If masturbating at the thought of Lady Jane Grey verges on the odd, what are we to make of Nancy Mitford’s real perversities, such as her desire to live in Paris? Admittedly, Paris was the home of her beloved ‘Colonel’, but I have to confess to finding her uncritical Francophilia incomprehensible: many of the more eloquent passages in this volume sing the praises of French food, clothes, aristocrats and architecture. ‘Next time on this earth, I make for a French womb, straight, & no nonsense.’ After a visit to England in 1958, during which she has visited Evelyn Waugh. L.P. Hartley, David Cecil and others, she writes: ‘I find all these writers take themselves very seriously & Tony Powell speaks of Punch, of which he is literary editor, as though it were an important vehicle of intellectual opinion.’ This is probably very well said. But what a strange complaint to make when one has come back from London to, of all places, Paris. Self-importance is an occupational hazard in writers – which is one of the reasons one would prefer any amount of Nancy Mitford’s so-called Roedean hoydenishness to the self-importance of some of her middle-class contemporaries. But if Tony Powell took himself a bit seriously in 1958, what did she make of Jean-Paul Sartre, Simone de Bcauvoir, Barthes? Her absurd Francophilia was undiminished even by the événements of 1968, which she ‘covered’ for the Spectator.

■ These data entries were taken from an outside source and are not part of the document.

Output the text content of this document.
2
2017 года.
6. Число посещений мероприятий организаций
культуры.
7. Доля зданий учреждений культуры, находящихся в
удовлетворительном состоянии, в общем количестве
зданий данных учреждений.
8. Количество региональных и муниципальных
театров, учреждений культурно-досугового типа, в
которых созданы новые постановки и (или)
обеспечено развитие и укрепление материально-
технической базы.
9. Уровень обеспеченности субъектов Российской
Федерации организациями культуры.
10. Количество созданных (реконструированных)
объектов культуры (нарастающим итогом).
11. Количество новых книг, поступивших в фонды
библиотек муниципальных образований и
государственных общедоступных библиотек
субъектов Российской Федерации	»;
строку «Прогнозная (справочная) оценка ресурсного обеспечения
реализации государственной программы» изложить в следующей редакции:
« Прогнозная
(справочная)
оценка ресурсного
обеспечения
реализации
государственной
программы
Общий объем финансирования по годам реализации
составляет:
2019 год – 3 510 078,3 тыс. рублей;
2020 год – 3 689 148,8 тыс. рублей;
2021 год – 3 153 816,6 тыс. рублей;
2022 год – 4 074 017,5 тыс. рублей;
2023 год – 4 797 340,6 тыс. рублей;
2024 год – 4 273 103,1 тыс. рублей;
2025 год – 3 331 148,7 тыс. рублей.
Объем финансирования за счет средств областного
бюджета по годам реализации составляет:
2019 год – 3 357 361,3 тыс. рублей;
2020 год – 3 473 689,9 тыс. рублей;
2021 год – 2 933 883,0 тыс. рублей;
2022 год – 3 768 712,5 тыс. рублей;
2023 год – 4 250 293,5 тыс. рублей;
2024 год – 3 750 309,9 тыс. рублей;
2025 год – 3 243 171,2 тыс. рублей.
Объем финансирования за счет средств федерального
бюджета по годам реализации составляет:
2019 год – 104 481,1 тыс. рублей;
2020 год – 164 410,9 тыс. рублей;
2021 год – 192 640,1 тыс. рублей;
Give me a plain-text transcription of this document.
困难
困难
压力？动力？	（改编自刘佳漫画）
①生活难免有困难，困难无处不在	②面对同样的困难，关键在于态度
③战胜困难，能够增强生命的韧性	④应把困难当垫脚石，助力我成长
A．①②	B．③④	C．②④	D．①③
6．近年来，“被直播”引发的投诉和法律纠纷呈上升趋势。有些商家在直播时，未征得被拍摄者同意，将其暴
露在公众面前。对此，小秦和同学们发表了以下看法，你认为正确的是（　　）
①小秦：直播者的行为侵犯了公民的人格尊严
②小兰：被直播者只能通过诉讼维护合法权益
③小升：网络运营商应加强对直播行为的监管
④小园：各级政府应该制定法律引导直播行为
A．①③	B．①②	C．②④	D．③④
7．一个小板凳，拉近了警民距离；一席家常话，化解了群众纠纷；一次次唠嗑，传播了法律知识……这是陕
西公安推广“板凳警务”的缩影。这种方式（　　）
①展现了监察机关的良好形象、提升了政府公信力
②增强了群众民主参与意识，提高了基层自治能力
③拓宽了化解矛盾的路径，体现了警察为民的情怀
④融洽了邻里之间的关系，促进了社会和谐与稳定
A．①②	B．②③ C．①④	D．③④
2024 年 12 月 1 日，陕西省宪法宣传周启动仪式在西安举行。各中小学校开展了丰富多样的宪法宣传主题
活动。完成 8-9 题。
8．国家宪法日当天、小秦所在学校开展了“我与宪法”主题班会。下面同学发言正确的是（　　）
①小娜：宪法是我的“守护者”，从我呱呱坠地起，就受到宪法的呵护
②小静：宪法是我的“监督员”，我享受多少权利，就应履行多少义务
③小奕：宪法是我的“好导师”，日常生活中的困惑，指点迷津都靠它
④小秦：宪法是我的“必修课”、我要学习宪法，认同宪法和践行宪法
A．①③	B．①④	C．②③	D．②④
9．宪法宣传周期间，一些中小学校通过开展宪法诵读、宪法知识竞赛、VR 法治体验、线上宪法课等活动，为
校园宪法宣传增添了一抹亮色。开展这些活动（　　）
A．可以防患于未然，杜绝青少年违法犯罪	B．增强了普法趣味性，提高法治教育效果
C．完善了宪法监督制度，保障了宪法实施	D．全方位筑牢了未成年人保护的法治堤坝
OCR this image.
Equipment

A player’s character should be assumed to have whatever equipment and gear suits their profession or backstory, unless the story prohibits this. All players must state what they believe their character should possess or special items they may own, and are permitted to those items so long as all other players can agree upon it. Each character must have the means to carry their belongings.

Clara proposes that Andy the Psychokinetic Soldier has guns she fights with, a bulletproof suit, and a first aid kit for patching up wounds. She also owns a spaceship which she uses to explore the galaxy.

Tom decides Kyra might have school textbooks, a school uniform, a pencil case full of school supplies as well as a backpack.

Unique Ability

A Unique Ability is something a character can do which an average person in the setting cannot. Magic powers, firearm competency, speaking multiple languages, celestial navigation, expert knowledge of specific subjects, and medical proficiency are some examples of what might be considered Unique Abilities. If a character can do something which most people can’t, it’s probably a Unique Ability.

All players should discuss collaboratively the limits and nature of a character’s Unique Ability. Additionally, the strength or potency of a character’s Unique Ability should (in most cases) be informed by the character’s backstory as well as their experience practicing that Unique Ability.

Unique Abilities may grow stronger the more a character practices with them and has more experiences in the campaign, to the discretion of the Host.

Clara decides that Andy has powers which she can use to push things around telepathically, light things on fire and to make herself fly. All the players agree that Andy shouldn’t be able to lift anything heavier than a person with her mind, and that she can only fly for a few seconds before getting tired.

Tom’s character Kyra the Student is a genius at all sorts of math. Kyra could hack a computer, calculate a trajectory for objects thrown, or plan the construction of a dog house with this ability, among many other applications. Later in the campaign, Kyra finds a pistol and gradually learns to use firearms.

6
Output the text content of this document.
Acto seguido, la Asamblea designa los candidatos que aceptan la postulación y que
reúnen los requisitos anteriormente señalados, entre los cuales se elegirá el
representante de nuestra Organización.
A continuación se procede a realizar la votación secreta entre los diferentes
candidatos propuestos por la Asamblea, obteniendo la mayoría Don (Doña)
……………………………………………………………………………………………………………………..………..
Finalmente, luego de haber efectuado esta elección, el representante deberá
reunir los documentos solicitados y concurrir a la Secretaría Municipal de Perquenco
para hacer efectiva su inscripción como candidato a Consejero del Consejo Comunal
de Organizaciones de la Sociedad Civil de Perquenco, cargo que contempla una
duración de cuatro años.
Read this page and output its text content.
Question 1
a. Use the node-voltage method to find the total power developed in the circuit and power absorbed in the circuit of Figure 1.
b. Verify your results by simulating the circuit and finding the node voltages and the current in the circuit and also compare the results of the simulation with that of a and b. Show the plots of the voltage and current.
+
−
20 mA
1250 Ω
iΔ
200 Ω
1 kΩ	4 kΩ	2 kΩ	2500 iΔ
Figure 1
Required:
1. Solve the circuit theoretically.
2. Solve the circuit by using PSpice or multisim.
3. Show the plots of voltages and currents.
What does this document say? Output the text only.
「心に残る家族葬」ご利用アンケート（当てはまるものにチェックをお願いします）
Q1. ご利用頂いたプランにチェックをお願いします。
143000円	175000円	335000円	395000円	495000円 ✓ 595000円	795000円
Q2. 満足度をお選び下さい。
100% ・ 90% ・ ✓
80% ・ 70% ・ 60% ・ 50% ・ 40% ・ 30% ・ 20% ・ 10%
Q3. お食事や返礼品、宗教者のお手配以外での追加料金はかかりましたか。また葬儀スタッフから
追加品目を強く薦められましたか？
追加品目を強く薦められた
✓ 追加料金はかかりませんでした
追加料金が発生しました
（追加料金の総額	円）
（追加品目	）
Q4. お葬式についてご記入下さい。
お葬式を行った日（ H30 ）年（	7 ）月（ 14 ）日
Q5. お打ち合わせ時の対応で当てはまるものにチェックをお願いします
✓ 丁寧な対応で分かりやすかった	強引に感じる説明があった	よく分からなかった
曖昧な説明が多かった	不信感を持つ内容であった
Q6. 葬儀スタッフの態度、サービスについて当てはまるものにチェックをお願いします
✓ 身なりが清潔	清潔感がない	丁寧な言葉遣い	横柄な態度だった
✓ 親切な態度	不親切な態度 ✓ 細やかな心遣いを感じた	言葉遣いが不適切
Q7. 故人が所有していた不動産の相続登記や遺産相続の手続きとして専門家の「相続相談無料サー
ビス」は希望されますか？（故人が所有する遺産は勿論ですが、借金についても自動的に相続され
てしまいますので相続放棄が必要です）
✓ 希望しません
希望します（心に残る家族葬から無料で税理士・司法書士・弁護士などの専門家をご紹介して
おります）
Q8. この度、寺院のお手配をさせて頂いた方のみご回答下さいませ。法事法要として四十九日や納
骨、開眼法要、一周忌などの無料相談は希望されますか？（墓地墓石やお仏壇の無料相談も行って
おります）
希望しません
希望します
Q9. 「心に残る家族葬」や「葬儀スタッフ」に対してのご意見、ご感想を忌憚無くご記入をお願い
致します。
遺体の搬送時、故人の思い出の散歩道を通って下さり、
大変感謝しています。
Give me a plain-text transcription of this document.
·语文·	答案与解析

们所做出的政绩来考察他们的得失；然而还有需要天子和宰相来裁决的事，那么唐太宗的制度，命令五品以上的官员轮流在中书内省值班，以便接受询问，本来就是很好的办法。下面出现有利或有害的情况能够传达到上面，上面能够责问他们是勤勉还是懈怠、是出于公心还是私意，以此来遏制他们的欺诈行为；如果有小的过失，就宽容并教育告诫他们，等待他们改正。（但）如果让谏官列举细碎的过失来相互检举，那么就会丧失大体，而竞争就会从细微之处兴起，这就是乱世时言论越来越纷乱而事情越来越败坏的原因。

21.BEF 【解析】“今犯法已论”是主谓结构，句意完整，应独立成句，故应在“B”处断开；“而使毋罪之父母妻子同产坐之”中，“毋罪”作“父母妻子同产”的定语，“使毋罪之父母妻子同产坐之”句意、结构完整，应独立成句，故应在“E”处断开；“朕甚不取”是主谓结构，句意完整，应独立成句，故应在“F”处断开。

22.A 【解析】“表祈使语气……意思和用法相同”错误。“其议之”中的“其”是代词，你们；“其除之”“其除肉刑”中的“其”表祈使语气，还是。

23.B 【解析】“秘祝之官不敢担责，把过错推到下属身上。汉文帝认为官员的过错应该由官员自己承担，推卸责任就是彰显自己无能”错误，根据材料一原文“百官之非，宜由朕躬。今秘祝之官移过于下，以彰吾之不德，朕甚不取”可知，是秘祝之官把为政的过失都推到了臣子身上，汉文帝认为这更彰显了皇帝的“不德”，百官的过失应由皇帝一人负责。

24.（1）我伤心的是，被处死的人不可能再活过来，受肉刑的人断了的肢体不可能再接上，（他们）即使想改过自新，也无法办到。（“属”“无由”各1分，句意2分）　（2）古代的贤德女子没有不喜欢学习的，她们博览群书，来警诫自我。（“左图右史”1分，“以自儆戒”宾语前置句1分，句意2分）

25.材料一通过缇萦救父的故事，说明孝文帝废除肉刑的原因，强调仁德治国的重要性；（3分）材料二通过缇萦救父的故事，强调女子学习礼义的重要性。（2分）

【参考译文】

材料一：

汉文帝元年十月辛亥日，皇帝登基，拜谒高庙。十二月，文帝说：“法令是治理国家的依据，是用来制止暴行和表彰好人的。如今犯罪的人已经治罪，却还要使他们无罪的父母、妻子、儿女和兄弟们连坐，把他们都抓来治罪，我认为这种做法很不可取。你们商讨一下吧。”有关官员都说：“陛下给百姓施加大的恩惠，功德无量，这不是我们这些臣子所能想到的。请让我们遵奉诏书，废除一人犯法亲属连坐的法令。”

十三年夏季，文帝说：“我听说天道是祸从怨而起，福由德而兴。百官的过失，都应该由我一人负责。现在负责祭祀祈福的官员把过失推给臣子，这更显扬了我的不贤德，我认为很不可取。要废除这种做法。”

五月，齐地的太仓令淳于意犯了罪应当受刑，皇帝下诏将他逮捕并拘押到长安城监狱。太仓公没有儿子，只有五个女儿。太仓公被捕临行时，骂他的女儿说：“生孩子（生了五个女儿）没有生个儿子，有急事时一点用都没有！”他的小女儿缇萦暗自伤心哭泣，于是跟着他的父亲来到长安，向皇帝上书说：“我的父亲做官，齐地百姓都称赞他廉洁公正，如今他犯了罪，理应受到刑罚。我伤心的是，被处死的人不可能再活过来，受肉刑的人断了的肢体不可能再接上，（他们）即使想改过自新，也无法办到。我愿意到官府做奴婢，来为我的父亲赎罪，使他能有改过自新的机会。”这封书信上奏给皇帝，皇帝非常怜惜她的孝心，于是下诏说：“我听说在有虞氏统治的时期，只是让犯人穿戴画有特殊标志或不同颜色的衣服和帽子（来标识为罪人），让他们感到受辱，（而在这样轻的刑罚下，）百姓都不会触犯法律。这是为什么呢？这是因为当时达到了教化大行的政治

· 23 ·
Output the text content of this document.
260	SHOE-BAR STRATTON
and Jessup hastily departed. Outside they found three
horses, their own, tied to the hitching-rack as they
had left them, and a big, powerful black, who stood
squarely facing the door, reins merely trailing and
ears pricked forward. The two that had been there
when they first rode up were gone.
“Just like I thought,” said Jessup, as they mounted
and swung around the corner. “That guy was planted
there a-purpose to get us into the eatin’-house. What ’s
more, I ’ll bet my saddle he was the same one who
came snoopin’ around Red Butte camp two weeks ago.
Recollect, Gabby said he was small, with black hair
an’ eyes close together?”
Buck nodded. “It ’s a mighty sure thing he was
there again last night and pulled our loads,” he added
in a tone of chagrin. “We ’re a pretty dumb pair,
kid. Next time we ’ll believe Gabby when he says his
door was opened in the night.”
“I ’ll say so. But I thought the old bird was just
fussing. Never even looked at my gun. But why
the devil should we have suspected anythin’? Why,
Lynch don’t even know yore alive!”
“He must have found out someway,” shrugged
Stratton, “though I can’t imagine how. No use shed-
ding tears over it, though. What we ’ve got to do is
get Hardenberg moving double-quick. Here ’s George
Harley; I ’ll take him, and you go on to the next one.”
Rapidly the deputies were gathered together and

Everyone pays tribute to her pluck when, for the last four years of her life, she was suffering from Hodgkin’s disease. Her stoicism in the letters is impressive, and even when writing from hospitals where she has suffered ‘AGONY’, the relentless desire to make people laugh survives. Her sister Pamela (‘Woman’) stayed in London to be with her when she was undergoing one such course of treatment in the Fitzroy Nuffield Hospital. ‘This morning she took me to have irrigation for a lump I had in the colon. Figs, the gilt of Woman. Good God, said the nurse here comes a whole fig. Your fault, I said to Woo – picture the screams.’ When her sister Jessica (Decca) published her version of the famous Mitford childhood – Hons and Rebels – Nancy was dismayed by its chilliness. ‘A slightly cold wind to the heart perhaps,’ she wrote to Decca: ‘you don’t seem very fond of anybody.’ One might be tempted by some of these letters to apply this judgment to Nancy herself, but by the end of the book one realises that she was, for all her malice, passionately fond of her family, and of her friends and above all of her tire-some-sounding Colonel. That is what makes her malice so complicated and child-like, and the letters something rather more enduring than a mere ‘hoydenish’ romp. The paradoxical tale they tell is that she was not devoid of those decent human instincts which her letter-writing persona laboured so hard to conceal. Had she not already used it, ‘Love in a Cold Climate’ would have been a good title for the book.